Er gab seinem Gaste die Matratze und behielt den Strohsack für sich. Doch aus Demut bat der Mönch sich diesen aus, und zwar so beharrlich, daß Brotteaux zuletzt nachgab; sonst hätte er auf dem Fußboden geschlafen.

Nach Beendigung dieser Zurüstungen blies er das Licht aus, sowohl aus Sparsamkeit als auch aus Vorsicht.

»Mein Herr«, sagte der Mönch zu ihm, »ich danke Ihnen für das, was Sie für mich tun. Aber mein Dank hat für Sie leider wenig zu bedeuten. Möchte Gott es Ihnen vergelten; das wäre für Sie von unendlicher Bedeutung. Allein Gott sieht das nicht an, was nicht zu seinem Ruhme geschieht, und was nur der Ausdruck einer natürlichen Tugend ist. Darum bitte ich Sie, mein Herr, das für ihn zu tun, was Sie für mich tun wollten.«

»Mein Vater«, erwiderte Brotteaux, »machen Sie sich keine Sorge und danken Sie mir nicht. Was ich jetzt für Sie tue, das übertreiben Sie, und ich tue es nicht aus Liebe zu Ihnen; denn so liebenswert Sie sein mögen, mein Vater, so kenne ich Sie doch zu wenig, um Sie zu lieben. Aus Menschenliebe geschieht es ebensowenig, denn ich bin nicht so einfältig wie Don Juan, um zu wähnen, daß die Menschheit Rechte besitzt; ja, dieses Vorurteil betrübt mich bei einem so freien Geiste, wie er einer ist. Ich tue es aus jenem Eigennutz, der die Menschen zu allen Taten des Edelmuts und der Hingebung treibt, kraft dessen sie in allen Unglücklichen ihr Ebenbild sehen, im Elend des Nächsten ihr eigenes Elend beklagen und sich veranlaßt fühlen, einem Sterblichen zu helfen, den Natur und Schicksal zu ihresgleichen gemacht haben, so daß sie schließlich sich selbst zu helfen wähnen, indem sie anderen beistehen.

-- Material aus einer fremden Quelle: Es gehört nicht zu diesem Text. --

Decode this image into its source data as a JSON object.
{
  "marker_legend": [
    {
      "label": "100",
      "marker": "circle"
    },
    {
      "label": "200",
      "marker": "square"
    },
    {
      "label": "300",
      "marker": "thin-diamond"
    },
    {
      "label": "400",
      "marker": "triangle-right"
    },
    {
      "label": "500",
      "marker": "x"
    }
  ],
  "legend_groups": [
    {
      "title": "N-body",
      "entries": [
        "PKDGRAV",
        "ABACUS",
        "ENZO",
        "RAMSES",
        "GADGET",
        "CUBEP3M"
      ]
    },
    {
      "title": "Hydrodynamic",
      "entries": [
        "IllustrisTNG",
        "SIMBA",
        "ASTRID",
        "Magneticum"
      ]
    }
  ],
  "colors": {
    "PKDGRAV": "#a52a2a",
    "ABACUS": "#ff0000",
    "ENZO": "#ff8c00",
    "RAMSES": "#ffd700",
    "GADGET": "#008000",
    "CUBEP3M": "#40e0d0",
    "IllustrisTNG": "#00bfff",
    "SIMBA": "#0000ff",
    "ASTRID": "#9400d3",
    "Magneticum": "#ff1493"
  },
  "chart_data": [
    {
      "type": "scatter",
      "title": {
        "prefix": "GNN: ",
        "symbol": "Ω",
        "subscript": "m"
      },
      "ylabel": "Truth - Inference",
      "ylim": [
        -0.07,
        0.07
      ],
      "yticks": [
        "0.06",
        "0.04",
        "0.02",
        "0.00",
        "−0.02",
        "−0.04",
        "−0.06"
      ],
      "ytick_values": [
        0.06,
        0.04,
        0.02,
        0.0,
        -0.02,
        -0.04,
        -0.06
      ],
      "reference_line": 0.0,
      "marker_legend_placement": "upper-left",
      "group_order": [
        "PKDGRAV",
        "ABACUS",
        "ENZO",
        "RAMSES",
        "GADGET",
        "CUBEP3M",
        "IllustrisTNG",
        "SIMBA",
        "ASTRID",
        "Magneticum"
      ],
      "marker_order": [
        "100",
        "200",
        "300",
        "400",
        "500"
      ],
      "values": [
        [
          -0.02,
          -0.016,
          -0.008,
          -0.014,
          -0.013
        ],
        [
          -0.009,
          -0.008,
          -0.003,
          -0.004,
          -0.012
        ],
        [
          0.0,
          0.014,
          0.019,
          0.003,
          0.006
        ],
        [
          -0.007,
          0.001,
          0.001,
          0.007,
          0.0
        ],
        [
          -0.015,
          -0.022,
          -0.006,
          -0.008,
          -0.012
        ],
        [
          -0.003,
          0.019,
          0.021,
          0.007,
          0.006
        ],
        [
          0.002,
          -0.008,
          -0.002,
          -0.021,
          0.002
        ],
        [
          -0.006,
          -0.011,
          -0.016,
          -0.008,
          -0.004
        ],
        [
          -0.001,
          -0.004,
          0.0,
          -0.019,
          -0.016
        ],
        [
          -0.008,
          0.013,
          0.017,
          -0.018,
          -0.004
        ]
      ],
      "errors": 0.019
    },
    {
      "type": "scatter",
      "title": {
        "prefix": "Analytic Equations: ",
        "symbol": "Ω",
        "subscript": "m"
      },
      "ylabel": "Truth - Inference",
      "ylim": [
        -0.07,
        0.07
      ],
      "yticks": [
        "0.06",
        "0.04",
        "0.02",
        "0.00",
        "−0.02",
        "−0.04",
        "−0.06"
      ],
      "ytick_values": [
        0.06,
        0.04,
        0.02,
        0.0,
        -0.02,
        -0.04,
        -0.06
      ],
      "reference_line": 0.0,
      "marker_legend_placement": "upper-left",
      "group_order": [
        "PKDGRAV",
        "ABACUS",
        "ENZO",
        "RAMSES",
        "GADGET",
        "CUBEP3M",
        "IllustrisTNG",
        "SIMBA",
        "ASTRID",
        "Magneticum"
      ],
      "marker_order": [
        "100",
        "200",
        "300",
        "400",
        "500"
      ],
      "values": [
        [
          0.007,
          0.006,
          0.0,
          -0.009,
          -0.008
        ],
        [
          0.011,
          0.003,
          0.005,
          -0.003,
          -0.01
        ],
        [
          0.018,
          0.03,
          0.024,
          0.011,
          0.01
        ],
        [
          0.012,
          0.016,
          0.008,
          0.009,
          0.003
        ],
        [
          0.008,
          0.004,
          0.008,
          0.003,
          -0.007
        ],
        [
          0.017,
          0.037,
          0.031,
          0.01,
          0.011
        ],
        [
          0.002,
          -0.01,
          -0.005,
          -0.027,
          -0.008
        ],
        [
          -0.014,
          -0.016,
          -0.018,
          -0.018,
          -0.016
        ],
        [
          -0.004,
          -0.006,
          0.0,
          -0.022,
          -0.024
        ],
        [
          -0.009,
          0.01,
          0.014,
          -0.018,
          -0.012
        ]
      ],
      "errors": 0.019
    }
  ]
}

Ich tue es ferner aus Müßiggang, denn das Leben ist so stumpfsinnig, daß man sich um jeden Preis zerstreuen muß. Die Wohltätigkeit ist zwar eine ziemlich öde Kurzweil, die man sich an Stelle von andern, bessern gönnt. Ich tue es aus Stolz und um mich Ihnen überlegen zu fühlen; ich tue es schließlich aus Prinzip, um Ihnen zu zeigen, wessen ein Atheist fähig ist.«

»Verleumden Sie sich nicht, mein Herr«, erwiderte der Pater Longuemare. »Gott hat mich bisher mehr begnadet als Sie; aber ich bin weniger wert als Sie und besitze weit weniger natürliche Anlagen. Gestatten Sie mir trotzdem, mich meines Vorteils über Sie zu berühmen. Da Sie mich nicht kennen, so können Sie mich nicht lieben, ich aber, mein Herr, ich liebe Sie, ohne Sie zu kennen, mehr als mich selbst. Das ist Gottes Wille.«

Nachdem er also gesprochen, kniete er auf dem Steinfußboden nieder und sagte sein Gebet her; dann legte er sich auf den Strohsack und schlief friedlich ein.